Malgré les avis favorables du juge d’instruction et de la chambre d’instruction, pour lui accorder une liberté provisoire dans l’affaire des 125 milliards de francs CFA, Farba Ngom reste en prison. Et pour cause. Le procureur général financier a posé son véto en faisant appel. En attendant l’issue de cette initiative du parquet, le maire des Agnam dispose d’une dernière carte pour recouvrer la liberté. Le responsable de l’APR peut amener l’Assemblée nationale à demander une suspension des poursuites contre lui.
«Le principe est posé par l’article 61 de la Constitution, à son quatrième alinéa», reprend Les Échos, qui cite l’expert parlementaire Alioune Souaré, auteur de la proposition. L’article en question stipule : «La poursuite d’un membre de l’Assemblée nationale ou sa détention du fait de cette poursuite est suspendue si l’Assemblée le requiert.»
Souaré signale que la demande de suspension de poursuites «doit être traitée au même degré qu’une demande de levée de l’immunité parlementaire avec la mise en place d’une commission de onze membres qui va entendre le député concerné, etc.».
L’expert croit aux chances de l’édile des Agnam : «avec l’ordonnance du juge pour une liberté provisoire, la confirmation de celle-ci par la chambre d’accusation, ils ont assez d’arguments pour convaincre la majorité et permettre à Farba Ngom de jouir de sa liberté provisoire».
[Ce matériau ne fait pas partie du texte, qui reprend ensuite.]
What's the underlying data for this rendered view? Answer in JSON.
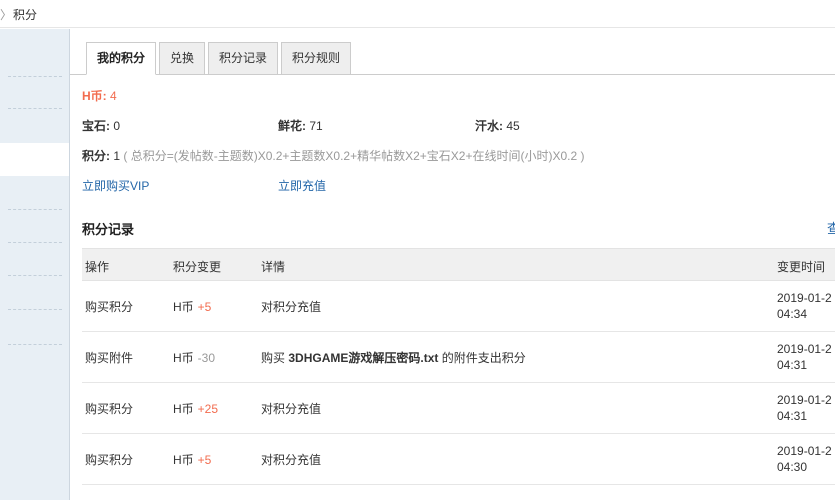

Cependant, Alioune Souaré met en garde contre un vice de forme au cas où Farba Ngom suivrait la voie qu’il lui propose d’emprunter pour obtenir la liberté provisoire. L’expert parlementaire rappelle que l’actuel ministre de l’Éducation, Moustapha Guirassy, alors député, avait tenté le même coup pour sauver Ousmane Sonko, pris dans l’affaire Adji Sarr.
Malheureusement, rappelle le spécialiste, Guirassy avait commis l’erreur d’introduire une «résolution de suspension de poursuites» à la place d’une «demande d’arrêt des poursuites». Autre faute : l’actuel ministre de l’Éducation avait déposé sa requête avant que Sonko fasse l’objet de poursuites.